The rest of the cast -- which also includes Skylar Astin, Lauren Graham, John Clarence Stewart and Kapil Talwalkar, among others -- does an amazing job of making this surprisingly grounded world of surprise serenades from strangers seem like something much better than the nightmare I had envisioned. Nobody in the cast is more responsible for this, however, than our eponymous lead, Jane Levy. She embodies a character that’s grounded and approachable, and who has an experience that is, if nothing else, bizarre as hell, and handles it the way most levelheaded people her age would. Like Steenburgen, Levy has that funny/dramatic duality to her talent, and it shows.

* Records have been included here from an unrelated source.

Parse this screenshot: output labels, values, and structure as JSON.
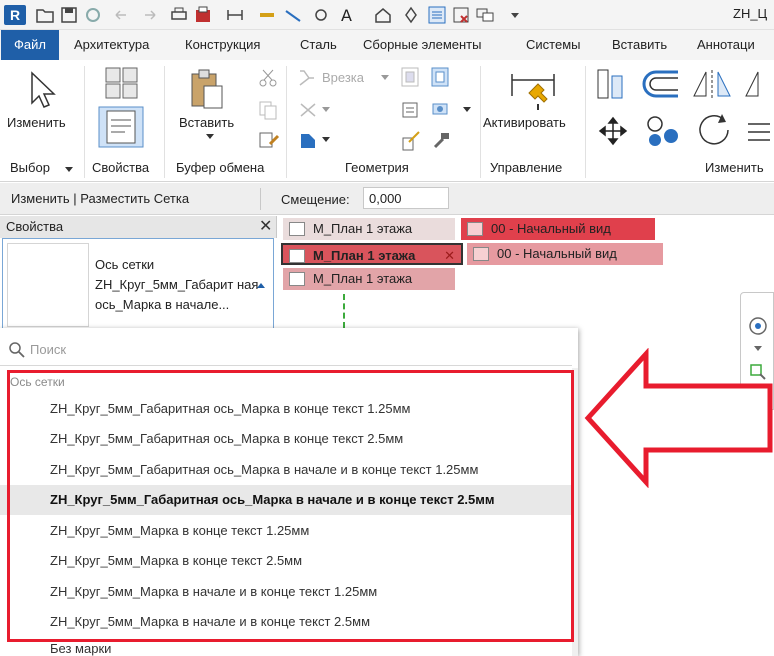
{
  "qat": {
    "logo": "R",
    "title": "ZH_Ц"
  },
  "tabs": [
    {
      "label": "Файл",
      "active": true
    },
    {
      "label": "Архитектура"
    },
    {
      "label": "Конструкция"
    },
    {
      "label": "Сталь"
    },
    {
      "label": "Сборные элементы"
    },
    {
      "label": "Системы"
    },
    {
      "label": "Вставить"
    },
    {
      "label": "Аннотаци"
    }
  ],
  "ribbon": {
    "modify_label": "Изменить",
    "paste_label": "Вставить",
    "cut_label": "Врезка",
    "activate_label": "Активировать",
    "panels": {
      "select": "Выбор",
      "properties": "Свойства",
      "clipboard": "Буфер обмена",
      "geometry": "Геометрия",
      "manage": "Управление",
      "modify": "Изменить"
    }
  },
  "optbar": {
    "context": "Изменить | Разместить Сетка",
    "offset_label": "Смещение:",
    "offset_value": "0,000"
  },
  "properties": {
    "title": "Свойства",
    "close": "✕",
    "type_name": "Ось сетки ZH_Круг_5мм_Габарит ная ось_Марка в начале..."
  },
  "view_tabs": [
    {
      "label": "М_План 1 этажа",
      "state": "inactive"
    },
    {
      "label": "00 - Начальный вид",
      "state": "red"
    },
    {
      "label": "М_План 1 этажа",
      "state": "active"
    },
    {
      "label": "00 - Начальный вид",
      "state": "pink"
    },
    {
      "label": "М_План 1 этажа",
      "state": "pink"
    }
  ],
  "dropdown": {
    "search_placeholder": "Поиск",
    "group_label": "Ось сетки",
    "options": [
      {
        "label": "ZH_Круг_5мм_Габаритная ось_Марка в конце текст 1.25мм"
      },
      {
        "label": "ZH_Круг_5мм_Габаритная ось_Марка в конце текст 2.5мм"
      },
      {
        "label": "ZH_Круг_5мм_Габаритная ось_Марка в начале и в конце текст 1.25мм"
      },
      {
        "label": "ZH_Круг_5мм_Габаритная ось_Марка в начале и в конце текст 2.5мм",
        "selected": true
      },
      {
        "label": "ZH_Круг_5мм_Марка в конце текст 1.25мм"
      },
      {
        "label": "ZH_Круг_5мм_Марка в конце текст 2.5мм"
      },
      {
        "label": "ZH_Круг_5мм_Марка в начале и в конце текст 1.25мм"
      },
      {
        "label": "ZH_Круг_5мм_Марка в начале и в конце текст 2.5мм"
      },
      {
        "label": "Без марки"
      }
    ]
  },
  "colors": {
    "accent": "#1f5fa8",
    "annotation": "#e81c2e",
    "tab_red": "#e0404c",
    "tab_pink": "#e69aa0"
  }
}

In accordance with its pattern of surprising me, the first episode of Zoey’s (which, in a weird move, debuted way back on January 7 and has been available for streaming ever since) stays true to form throughout, right to the end. Spoilers ahead for those who are behind -- Zoey has a moment with her father that I anticipated but assumed wouldn’t happen until the end of the show’s first season. She sits next to him, alone and sobbing, vocally wishing he could give her some reassurance about life like he used to before his illness. And then, he does -- in song form.
It’s a moment that is heartwarming and emotional, and it also raises a lot of questions. What happens if Zoey loses her powers now? Will her father’s condition worsen if he loses his only subconscious outlet? Can she do this with anyone else who has his illness? If it turns out that she doesn’t have some sort of superpower, is she making this all up? The corner the writers quickly paint Zoey (and themselves) into is a pretty damn interesting one.
So, they got me. I’m on board. I gotta know; is Zoey going insane, or is she now the proud owner of musical theatre-based superpowers? Either way, finding out is going to be a colorful, hilarious, emotionally grounded experience that combines elements of some mighty fine sitcoms and dramas with story-based performances of the kind found in one of America’s favorite entertainment past times. I’ll be right there, singing along.
Zoey's Extraordinary Playlist will be telecast Sundays at 9 p.m. on NBC beginning February 16. The pilot will be repeated that evening at 8 p.m.